Conference Honors Professor Samuel H. Yamashita’s Asian Studies Legacy

Pomona conference participants Yamashita, Hsu and Hongdeng outside of Hahn Hall

At the close of a daylong conference on April 11 marking his retirement, Samuel H. Yamashita, Henry E. Sheffield Professor of History, rose to offer final remarks. As he spoke, a nearby table sat lined with books. The volumes were authored not by the celebrated scholar himself, but by his former students—a subtle, yet powerful, testament to the reach of a Pomona College professor whose influence extends far beyond the four walls of his classroom.

“Watching my students become colleagues has been among the greatest rewards of my years at the College. Their accomplishments remind me that teaching is not simply the transmission of knowledge. It is the pleasure of helping young people begin authentic intellectual lives,” Yamashita said during his remarks.

Earlier that day, Yamashita’s former students, colleagues and friends gathered at Hahn Hall for 47 Years of Asian Studies in the Humanities.
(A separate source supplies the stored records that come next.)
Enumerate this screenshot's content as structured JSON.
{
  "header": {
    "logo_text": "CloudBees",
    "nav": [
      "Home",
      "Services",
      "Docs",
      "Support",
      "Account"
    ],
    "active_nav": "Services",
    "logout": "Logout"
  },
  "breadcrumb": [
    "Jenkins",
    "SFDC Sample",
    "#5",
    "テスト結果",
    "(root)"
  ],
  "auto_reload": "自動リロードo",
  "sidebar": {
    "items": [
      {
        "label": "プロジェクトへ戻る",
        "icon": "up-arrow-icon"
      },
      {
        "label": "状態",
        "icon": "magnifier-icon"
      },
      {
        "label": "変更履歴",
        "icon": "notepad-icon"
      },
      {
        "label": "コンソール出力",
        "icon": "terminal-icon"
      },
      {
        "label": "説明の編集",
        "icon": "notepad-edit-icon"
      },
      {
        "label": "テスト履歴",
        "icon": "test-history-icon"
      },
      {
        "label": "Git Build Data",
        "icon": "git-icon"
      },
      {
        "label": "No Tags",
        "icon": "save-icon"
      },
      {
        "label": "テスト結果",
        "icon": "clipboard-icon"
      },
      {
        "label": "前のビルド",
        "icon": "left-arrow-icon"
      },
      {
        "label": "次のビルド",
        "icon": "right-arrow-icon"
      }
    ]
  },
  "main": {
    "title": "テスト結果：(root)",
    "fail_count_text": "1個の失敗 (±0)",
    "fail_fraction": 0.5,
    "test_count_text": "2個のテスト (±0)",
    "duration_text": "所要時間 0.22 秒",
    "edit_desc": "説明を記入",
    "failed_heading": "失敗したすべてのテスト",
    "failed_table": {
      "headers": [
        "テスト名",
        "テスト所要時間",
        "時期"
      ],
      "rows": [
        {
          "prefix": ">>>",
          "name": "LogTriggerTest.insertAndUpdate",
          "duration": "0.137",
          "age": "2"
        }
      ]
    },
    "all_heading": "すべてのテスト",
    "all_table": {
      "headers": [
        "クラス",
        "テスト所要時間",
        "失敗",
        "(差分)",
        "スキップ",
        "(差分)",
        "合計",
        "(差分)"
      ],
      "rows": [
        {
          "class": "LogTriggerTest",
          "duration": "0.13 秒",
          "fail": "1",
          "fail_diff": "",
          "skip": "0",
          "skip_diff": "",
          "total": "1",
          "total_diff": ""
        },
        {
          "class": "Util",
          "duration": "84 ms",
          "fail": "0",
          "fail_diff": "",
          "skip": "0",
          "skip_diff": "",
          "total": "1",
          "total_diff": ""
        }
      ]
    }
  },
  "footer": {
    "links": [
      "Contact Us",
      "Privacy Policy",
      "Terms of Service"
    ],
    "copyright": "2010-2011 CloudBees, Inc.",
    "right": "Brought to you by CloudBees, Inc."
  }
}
Sponsored by Pomona’s History Department, with help from former students Madeline Hsu ’89 and Hongdeng Gao ’15, the conference brought alumni scholars from across the globe back to campus to reflect on Asian history, literature and policy as well as the impact of Yamashita’s mentorship.

Gao, now an assistant professor of history at Williams College, says Yamashita played a formative role in shaping her career, and organizing the conference felt like a natural extension of that influence.

“I was deeply moved and inspired by the way Sam stays connected with his current and former students and connects us with each other,” Gao says. “I wanted to express my deep gratitude toward Sam’s mentorship and by bringing his former students together, like what he had done for us over the past four decades, we got to recognize Sam and what he has done for us.”

Educational Pathway Led to Pomona

A third-generation Japanese American, Yamashita grew up in Kailua, Hawaii, before attending a boarding school in Honolulu that he says set him on a more disciplined academic path. He went on to graduate from Macalester College and received a Woodrow Wilson Fellowship, supporting his graduate study at the University of Michigan as well as language study and research in Tokyo. He began his teaching career at Hobart and William Smith Colleges, and later held a postdoctoral fellowship at Harvard’s Reischauer Institute of Japanese Studies before joining Pomona’s faculty in 1983.

While Yamashita was one of only five faculty members of color when he arrived at Pomona, he was drawn to the College by its longstanding commitment to language study and global scholarship.

In his time at Pomona, Yamashita led the development of the Asian Studies program, one of the first in the nation. While his research reshaped understanding of modern Japanese history, former students said the most lasting influence came through office-hour conversations and shared meals. Yamashita has long enjoyed introducing history and culture to his students through cuisine, and his dinner tables often turned into intellectual feasts as well as culinary ones.

Those moments helped him earn the Wig Distinguished Professorship Award for Excellence in Teaching, the highest honor bestowed upon faculty by the College, not once, but six times.

“A chosen vocation of passion means you do something you live for, not something you merely do,” Yamashita said at the event.

Changing the Lives of Students

Former students of Yamashita across generations describe turning points—moments when he went beyond the curriculum to open new paths.

One of his earliest students from Hobart College, Jonathan Skaff, now professor of history and director of international studies at Shippenburg University, says Yamashita changed the trajectory of his life.

“My parents were urging me toward medicine or law, but then Sam came into my life and quietly nudged me to explore Chinese history. That changed everything,” Skaff says. “I might be better off financially if I’d listened to my parents, but I’m much richer in my life and experiences for having listened to Sam.”

Jonathan Van Harmelen ’17 says Yamashita encouraged his interest in Japanese American history and urged him to pursue graduate study. Van Harmelen is now a visiting assistant professor of history at Oberlin College, a columnist for the Japanese American National Museum’s “Discover Nikkei” project and editor of the Southern California Quarterly journal.

“His mentoring profoundly shaped the way I view history as a discipline. To me, he is a model of what a good historian should be,” he says.

Conference co-organizer Madeline Hsu, now an award-winning author and a professor of history and Asian American studies at the University of Maryland, says she learned that she had been the first of Yamashita’s students to earn a doctorate, with roughly a dozen others following in her wake.

“My upbringing led me to identify with literary characters like Harry Potter or Jane Eyre—figures for whom school was the first place they felt valued as individuals and encouraged to cultivate their unique talents,” Hsu says. “For me, Sam has been that kind of presence, like Dumbledore or Miss Temple, prioritizing my intellectual growth and guiding me toward an academic career. This conference was a way to celebrate and recognize the profound role he has played in helping so many of us find our way to deeply meaningful lives as teachers and scholars.”